Daneben ist noch eine weitere Richtlinie zeitgleich umzusetzen, die sogenannte CabSat-Richtlinie (2019/789), die sich mit der Ausübung von Urheberrechten und verwandten Schutzrechten in Bezug auf bestimmte Online-Übertragungen von Sendeunternehmen und die Weiterverbreitung von Fernseh- und Hörfunkprogrammen beschäftigt.

Zur Umsetzung in deutsches Recht:
Die „Plattformen für das Teilen von Online-Inhalten“

Während dieser Artikel erscheint, ist es noch unsicher, ob für alle Teile der Richtlinienumsetzung der Zeitplan zu halten sein wird. Genau wie in der europäischen Debatte um die Richtlinie, ist auch bei der deutschen Umsetzung der Komplex um die Haftung von Plattformen für das Teilen von Online-Inhalten der kontroverseste.

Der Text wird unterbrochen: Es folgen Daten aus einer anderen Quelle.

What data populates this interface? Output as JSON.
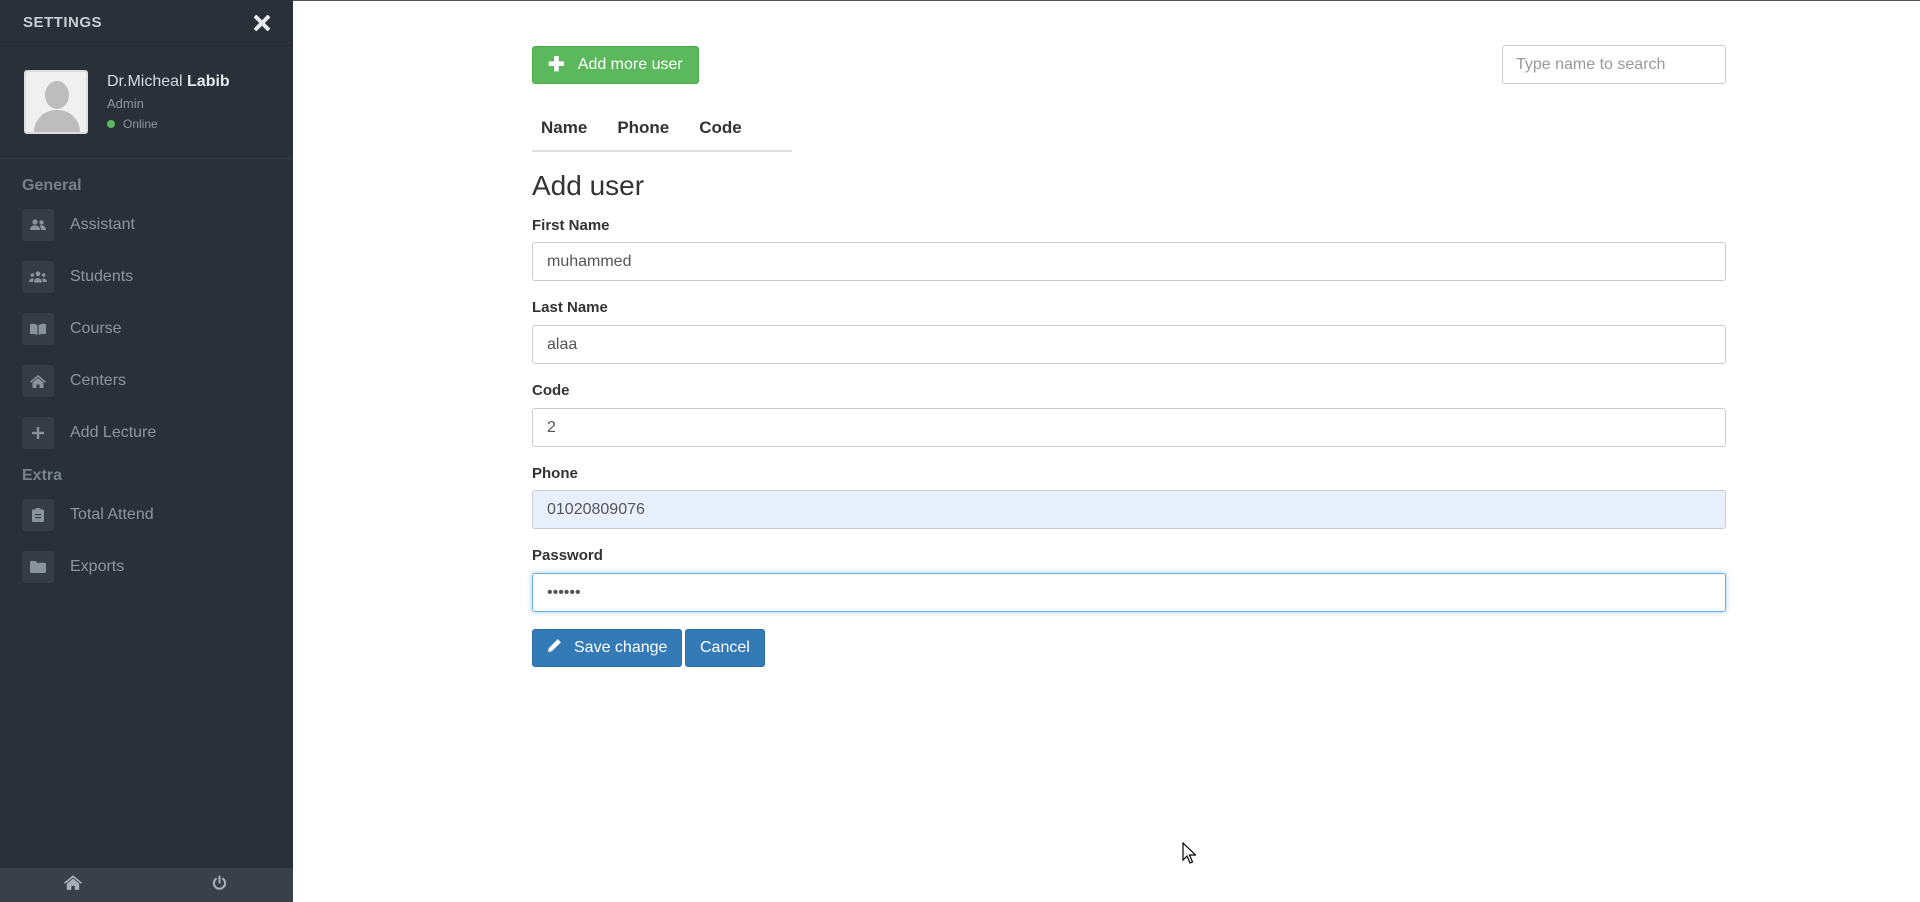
{
  "sidebar": {
    "title": "SETTINGS",
    "profile": {
      "name_prefix": "Dr.Micheal",
      "name_bold": "Labib",
      "role": "Admin",
      "status": "Online"
    },
    "sections": [
      {
        "label": "General",
        "items": [
          {
            "label": "Assistant",
            "icon": "users-icon"
          },
          {
            "label": "Students",
            "icon": "group-icon"
          },
          {
            "label": "Course",
            "icon": "book-icon"
          },
          {
            "label": "Centers",
            "icon": "home-icon"
          },
          {
            "label": "Add Lecture",
            "icon": "plus-icon"
          }
        ]
      },
      {
        "label": "Extra",
        "items": [
          {
            "label": "Total Attend",
            "icon": "clipboard-icon"
          },
          {
            "label": "Exports",
            "icon": "folder-icon"
          }
        ]
      }
    ],
    "footer": {
      "home_icon": "home-icon",
      "power_icon": "power-icon"
    }
  },
  "toolbar": {
    "add_button": "Add more user",
    "search_placeholder": "Type name to search"
  },
  "table": {
    "columns": [
      "Name",
      "Phone",
      "Code"
    ]
  },
  "form": {
    "title": "Add user",
    "fields": {
      "first_name": {
        "label": "First Name",
        "value": "muhammed"
      },
      "last_name": {
        "label": "Last Name",
        "value": "alaa"
      },
      "code": {
        "label": "Code",
        "value": "2"
      },
      "phone": {
        "label": "Phone",
        "value": "01020809076"
      },
      "password": {
        "label": "Password",
        "value": "••••••"
      }
    },
    "save_label": "Save change",
    "cancel_label": "Cancel"
  },
  "colors": {
    "sidebar_bg": "#2a3038",
    "success": "#5cb85c",
    "primary": "#337ab7",
    "online": "#5cb85c"
  }
}
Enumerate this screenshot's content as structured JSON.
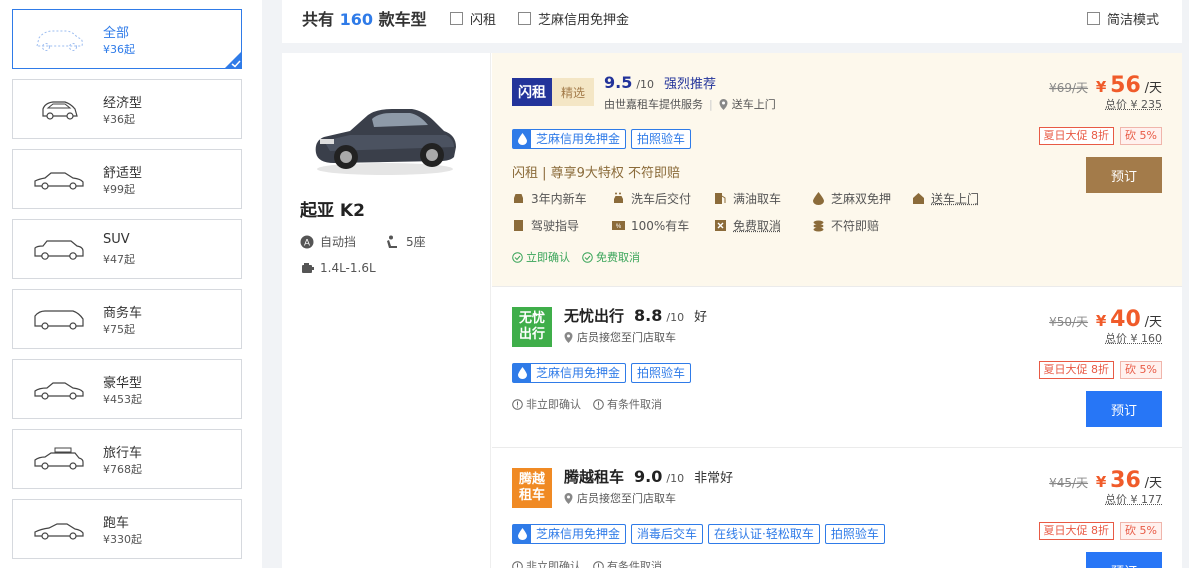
{
  "sidebar": {
    "categories": [
      {
        "name": "全部",
        "price": "¥36起",
        "icon": "car-outline-icon",
        "active": true
      },
      {
        "name": "经济型",
        "price": "¥36起",
        "icon": "hatchback-icon"
      },
      {
        "name": "舒适型",
        "price": "¥99起",
        "icon": "sedan-icon"
      },
      {
        "name": "SUV",
        "price": "¥47起",
        "icon": "suv-icon"
      },
      {
        "name": "商务车",
        "price": "¥75起",
        "icon": "van-icon"
      },
      {
        "name": "豪华型",
        "price": "¥453起",
        "icon": "luxury-car-icon"
      },
      {
        "name": "旅行车",
        "price": "¥768起",
        "icon": "wagon-icon"
      },
      {
        "name": "跑车",
        "price": "¥330起",
        "icon": "sports-car-icon"
      }
    ]
  },
  "topbar": {
    "count_prefix": "共有",
    "count_number": "160",
    "count_suffix": "款车型",
    "filter_flash": "闪租",
    "filter_zhima": "芝麻信用免押金",
    "simple_mode": "简洁模式"
  },
  "car": {
    "model": "起亚 K2",
    "transmission": "自动挡",
    "seats": "5座",
    "engine": "1.4L-1.6L"
  },
  "offers": [
    {
      "brand_text": "闪租",
      "brand_badge": "精选",
      "score": "9.5",
      "score_max": "/10",
      "rating_text": "强烈推荐",
      "provider": "由世嘉租车提供服务",
      "location": "送车上门",
      "tags": [
        "芝麻信用免押金",
        "拍照验车"
      ],
      "privilege": "闪租 | 尊享9大特权 不符即赔",
      "features": [
        "3年内新车",
        "洗车后交付",
        "满油取车",
        "芝麻双免押",
        "送车上门",
        "驾驶指导",
        "100%有车",
        "免费取消",
        "不符即赔"
      ],
      "notes": [
        "立即确认",
        "免费取消"
      ],
      "old_price": "¥69/天",
      "currency": "¥",
      "price": "56",
      "per_day": "/天",
      "total": "总价 ¥ 235",
      "promo": "夏日大促 8折",
      "bargain": "砍",
      "bargain_pct": "5%",
      "button": "预订"
    },
    {
      "brand_text": "无忧出行",
      "brand_name": "无忧出行",
      "score": "8.8",
      "score_max": "/10",
      "rating_text": "好",
      "location": "店员接您至门店取车",
      "tags": [
        "芝麻信用免押金",
        "拍照验车"
      ],
      "notes": [
        "非立即确认",
        "有条件取消"
      ],
      "old_price": "¥50/天",
      "currency": "¥",
      "price": "40",
      "per_day": "/天",
      "total": "总价 ¥ 160",
      "promo": "夏日大促 8折",
      "bargain": "砍",
      "bargain_pct": "5%",
      "button": "预订"
    },
    {
      "brand_text": "腾越租车",
      "brand_name": "腾越租车",
      "score": "9.0",
      "score_max": "/10",
      "rating_text": "非常好",
      "location": "店员接您至门店取车",
      "tags": [
        "芝麻信用免押金",
        "消毒后交车",
        "在线认证·轻松取车",
        "拍照验车"
      ],
      "notes": [
        "非立即确认",
        "有条件取消"
      ],
      "old_price": "¥45/天",
      "currency": "¥",
      "price": "36",
      "per_day": "/天",
      "total": "总价 ¥ 177",
      "promo": "夏日大促 8折",
      "bargain": "砍",
      "bargain_pct": "5%",
      "button": "预订"
    }
  ],
  "colors": {
    "accent": "#2f7be8",
    "price": "#f05b2a",
    "gold": "#a37b4a",
    "highlight_bg": "#fdf8ec"
  }
}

Es ist noch nicht absehbar, wohin hier die Reise geht, da der gegenwärtig vorliegende Referentenentwurf versucht, weitestgehend ohne einen ‚Uploadfilter‘ auszukommen, obwohl die Richtlinie ihn eigentlich als Regel vorschreibt.

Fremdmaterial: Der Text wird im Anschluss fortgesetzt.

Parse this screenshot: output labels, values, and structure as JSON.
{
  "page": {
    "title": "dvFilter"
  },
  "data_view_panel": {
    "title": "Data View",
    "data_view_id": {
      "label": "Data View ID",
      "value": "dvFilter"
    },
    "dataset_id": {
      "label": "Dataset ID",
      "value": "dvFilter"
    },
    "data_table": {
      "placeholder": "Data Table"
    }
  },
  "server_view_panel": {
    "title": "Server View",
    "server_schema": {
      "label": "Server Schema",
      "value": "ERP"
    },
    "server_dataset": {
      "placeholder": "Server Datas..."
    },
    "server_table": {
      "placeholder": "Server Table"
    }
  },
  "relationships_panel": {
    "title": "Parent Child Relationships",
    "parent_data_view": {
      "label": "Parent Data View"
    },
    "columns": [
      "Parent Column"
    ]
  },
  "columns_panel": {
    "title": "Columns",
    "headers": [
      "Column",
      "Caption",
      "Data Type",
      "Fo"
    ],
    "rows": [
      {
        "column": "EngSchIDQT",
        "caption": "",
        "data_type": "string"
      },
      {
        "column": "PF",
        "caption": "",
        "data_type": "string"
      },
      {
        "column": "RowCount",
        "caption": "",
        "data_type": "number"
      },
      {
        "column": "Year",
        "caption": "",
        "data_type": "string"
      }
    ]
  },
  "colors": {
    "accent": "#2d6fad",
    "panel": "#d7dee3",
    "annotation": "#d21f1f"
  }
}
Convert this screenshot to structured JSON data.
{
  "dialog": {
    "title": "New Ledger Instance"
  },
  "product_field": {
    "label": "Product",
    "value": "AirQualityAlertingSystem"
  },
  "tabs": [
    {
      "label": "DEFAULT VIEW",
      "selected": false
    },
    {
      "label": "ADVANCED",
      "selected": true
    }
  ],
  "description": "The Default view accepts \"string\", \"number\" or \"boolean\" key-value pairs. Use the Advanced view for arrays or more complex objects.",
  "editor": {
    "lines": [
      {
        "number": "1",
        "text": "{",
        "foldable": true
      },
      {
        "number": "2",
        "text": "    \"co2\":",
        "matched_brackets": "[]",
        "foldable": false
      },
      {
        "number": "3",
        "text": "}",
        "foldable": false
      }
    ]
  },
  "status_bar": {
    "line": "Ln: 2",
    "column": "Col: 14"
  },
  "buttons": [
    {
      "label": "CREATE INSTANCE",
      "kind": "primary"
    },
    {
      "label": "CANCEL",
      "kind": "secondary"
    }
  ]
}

Hier wird insbesondere eine Rolle spielen, wie die (von der Richtlinie geforderten) neuen urheberrechtlichen Ausnahmen (Schrankenvorschriften) zugunsten von Parodien, Karikaturen und Pastiche (§ 51a UrhG-Entwurf) künftig mit den Haftungsregeln verknüpft werden.

Diese Neuregelungen haben große wirtschaftliche Bedeutung für Rechteinhaber und Plattformen gleichermaßen – sowohl was die Frage angeht, welche Nutzungen vom ihnen lizenziert werden können und welche gegen bloße gesetzliche Vergütungen frei genutzt werden dürfen als auch was die Haftung für nicht erlaubte Angebote betrifft.

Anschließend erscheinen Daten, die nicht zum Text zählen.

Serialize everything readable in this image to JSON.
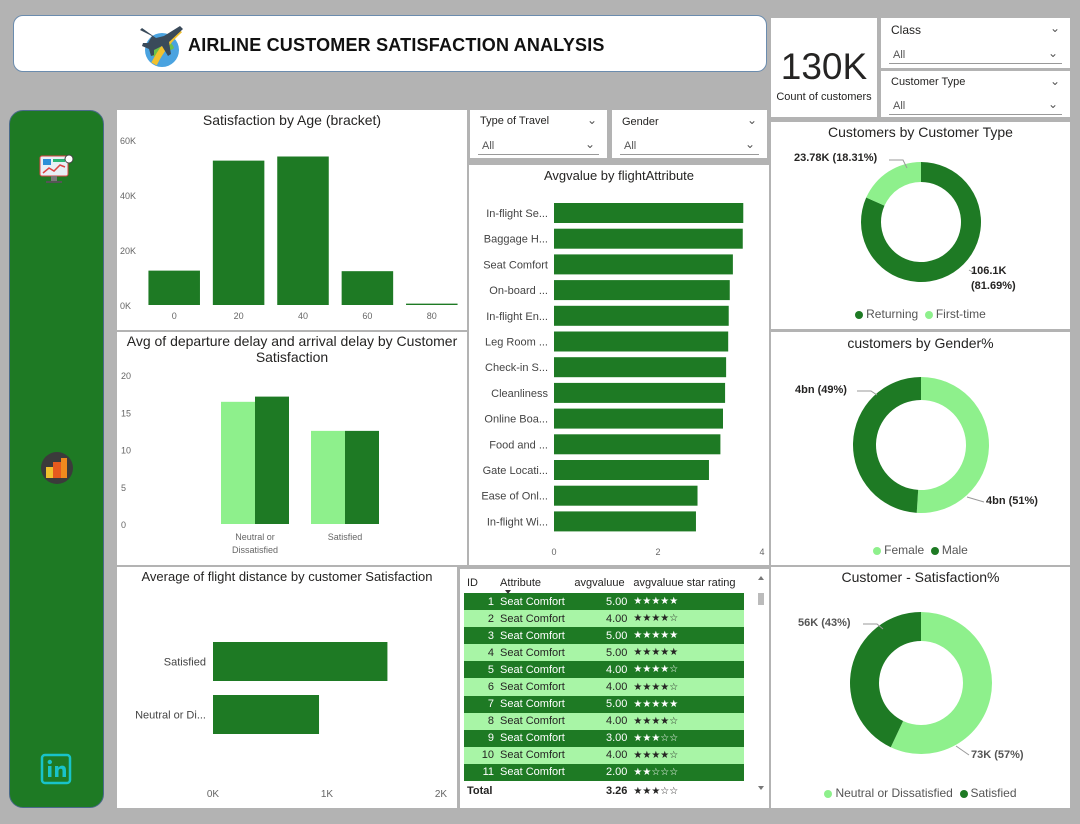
{
  "header": {
    "title": "AIRLINE CUSTOMER SATISFACTION ANALYSIS",
    "logo_icon": "airplane-globe-icon"
  },
  "sidebar": {
    "icons": [
      "dashboard-icon",
      "analytics-icon",
      "linkedin-icon"
    ]
  },
  "kpi": {
    "value": "130K",
    "label": "Count of customers"
  },
  "slicers": {
    "class": {
      "label": "Class",
      "value": "All"
    },
    "customer_type": {
      "label": "Customer Type",
      "value": "All"
    },
    "type_of_travel": {
      "label": "Type of Travel",
      "value": "All"
    },
    "gender": {
      "label": "Gender",
      "value": "All"
    }
  },
  "colors": {
    "dark_green": "#1e7a24",
    "light_green": "#8ef08c",
    "row_light": "#a8f5a6"
  },
  "age_chart": {
    "title": "Satisfaction by Age (bracket)",
    "yticks": [
      "60K",
      "40K",
      "20K",
      "0K"
    ],
    "xticks": [
      "0",
      "20",
      "40",
      "60",
      "80"
    ],
    "chart_data": {
      "type": "bar",
      "categories": [
        "0",
        "20",
        "40",
        "60",
        "80"
      ],
      "values": [
        12500,
        52500,
        54000,
        12300,
        500
      ],
      "ylim": [
        0,
        60000
      ]
    }
  },
  "delay_chart": {
    "title": "Avg of departure delay and arrival delay by Customer Satisfaction",
    "yticks": [
      "20",
      "15",
      "10",
      "5",
      "0"
    ],
    "categories_line1": [
      "Neutral or",
      "Satisfied"
    ],
    "categories_line2": [
      "Dissatisfied",
      ""
    ],
    "chart_data": {
      "type": "bar",
      "categories": [
        "Neutral or Dissatisfied",
        "Satisfied"
      ],
      "series": [
        {
          "values": [
            16.4,
            12.5
          ]
        },
        {
          "values": [
            17.1,
            12.5
          ]
        }
      ],
      "ylim": [
        0,
        20
      ]
    }
  },
  "distance_chart": {
    "title": "Average of flight distance by customer Satisfaction",
    "categories": [
      "Satisfied",
      "Neutral or Di..."
    ],
    "xticks": [
      "0K",
      "1K",
      "2K"
    ],
    "chart_data": {
      "type": "bar",
      "categories": [
        "Satisfied",
        "Neutral or Dissatisfied"
      ],
      "values": [
        1530,
        930
      ],
      "xlim": [
        0,
        2000
      ]
    }
  },
  "attr_chart": {
    "title": "Avgvalue by flightAttribute",
    "categories": [
      "In-flight Se...",
      "Baggage H...",
      "Seat Comfort",
      "On-board ...",
      "In-flight En...",
      "Leg Room ...",
      "Check-in S...",
      "Cleanliness",
      "Online Boa...",
      "Food and ...",
      "Gate Locati...",
      "Ease of Onl...",
      "In-flight Wi..."
    ],
    "xticks": [
      "0",
      "2",
      "4"
    ],
    "chart_data": {
      "type": "bar",
      "values": [
        3.64,
        3.63,
        3.44,
        3.38,
        3.36,
        3.35,
        3.31,
        3.29,
        3.25,
        3.2,
        2.98,
        2.76,
        2.73
      ],
      "xlim": [
        0,
        4
      ]
    }
  },
  "table": {
    "headers": [
      "ID",
      "Attribute",
      "avgvaluue",
      "avgvaluue star rating"
    ],
    "rows": [
      [
        "1",
        "Seat Comfort",
        "5.00",
        "★★★★★"
      ],
      [
        "2",
        "Seat Comfort",
        "4.00",
        "★★★★☆"
      ],
      [
        "3",
        "Seat Comfort",
        "5.00",
        "★★★★★"
      ],
      [
        "4",
        "Seat Comfort",
        "5.00",
        "★★★★★"
      ],
      [
        "5",
        "Seat Comfort",
        "4.00",
        "★★★★☆"
      ],
      [
        "6",
        "Seat Comfort",
        "4.00",
        "★★★★☆"
      ],
      [
        "7",
        "Seat Comfort",
        "5.00",
        "★★★★★"
      ],
      [
        "8",
        "Seat Comfort",
        "4.00",
        "★★★★☆"
      ],
      [
        "9",
        "Seat Comfort",
        "3.00",
        "★★★☆☆"
      ],
      [
        "10",
        "Seat Comfort",
        "4.00",
        "★★★★☆"
      ],
      [
        "11",
        "Seat Comfort",
        "2.00",
        "★★☆☆☆"
      ]
    ],
    "total": [
      "Total",
      "",
      "3.26",
      "★★★☆☆"
    ]
  },
  "donut_type": {
    "title": "Customers by Customer Type",
    "label_a": "23.78K (18.31%)",
    "label_b1": "106.1K",
    "label_b2": "(81.69%)",
    "legend": [
      "Returning",
      "First-time"
    ],
    "chart_data": {
      "type": "pie",
      "categories": [
        "Returning",
        "First-time"
      ],
      "values": [
        81.69,
        18.31
      ]
    }
  },
  "donut_gender": {
    "title": "customers by Gender%",
    "label_a": "4bn (49%)",
    "label_b": "4bn (51%)",
    "legend": [
      "Female",
      "Male"
    ],
    "chart_data": {
      "type": "pie",
      "categories": [
        "Female",
        "Male"
      ],
      "values": [
        51,
        49
      ]
    }
  },
  "donut_sat": {
    "title": "Customer - Satisfaction%",
    "label_a": "56K (43%)",
    "label_b": "73K (57%)",
    "legend": [
      "Neutral or Dissatisfied",
      "Satisfied"
    ],
    "chart_data": {
      "type": "pie",
      "categories": [
        "Satisfied",
        "Neutral or Dissatisfied"
      ],
      "values": [
        57,
        43
      ]
    }
  }
}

Hier wird es für jeden Rechteinhaber künftig darum gehen, sich optimal auf die neue Situation einzustellen, um gegenüber Plattformnutzungen Dritter nicht wirtschaftlich auf der Strecke zu bleiben.

Zur Umsetzung in deutsches Recht – die übrigen Regelungsgegenstände

Dem gegenüber sind die meisten übrigen Regelungen wesentlich weniger kontrovers, zumal viele von ihnen bereits im geltenden deutschen Urheberrecht angelegt sind, so Regeln für die Nutzung im Rahmen der digitalen Unterrichts- und Lehrtätigkeit (§§ 60a und 60b UrhG), Text- und Datamining (§ 60d UrhG), Nutzungsbefugnisse von Kulturerbe-Einrichtungen wie Bibliotheken, Archive und Museen (§§ 60e und 60f UrhG), die Verlegerbeteiligung an gesetzlichen Vergütungsansprüchen (§ 63a UrhG, der seit einer Entscheidung des BGH in Sachen I ZR 198/13 – Verlegerbeteiligung faktisch leerläuft) oder Vergriffene Werke (§§ 51 und 52 VGG), obwohl in jedem dieser Felder die sich abzeichnenden Änderungen bei den jeweils interessierten Kreisen für große Diskussionen gesorgt haben.

Der merkwürdige Fall des Leistungsschutzrechts für Presseverleger

Dies gilt auch für das Leistungsschutzrecht des Presseverlegers (§ 87f bis 87h UrhG), das zwar bereits seit 2013 im deutschen Gesetz verankert ist, aber kürzlich vom Europäischen Gerichtshof in der geltenden Form für nichtig erklärt wurde (in der Rechtssache C‑299/17), weil es Deutschland seinerzeit versäumt hatte, die EU offiziell über das Gesetzgebungsprojekt zu informieren. Hier kommt es also zu der merkwürdigen Situation, dass eine in Deutschland bereits bestehende, wenn auch bis heute praktisch weitgehend leerlaufende Regelung wegen eines Verstoßes gegen EU-Recht vom EuGH abgeschafft wird, nur um sie sofort anschließend aufgrund einer Vorgabe des EU-Gesetzgebers in neuer Form wieder einführen zu müssen.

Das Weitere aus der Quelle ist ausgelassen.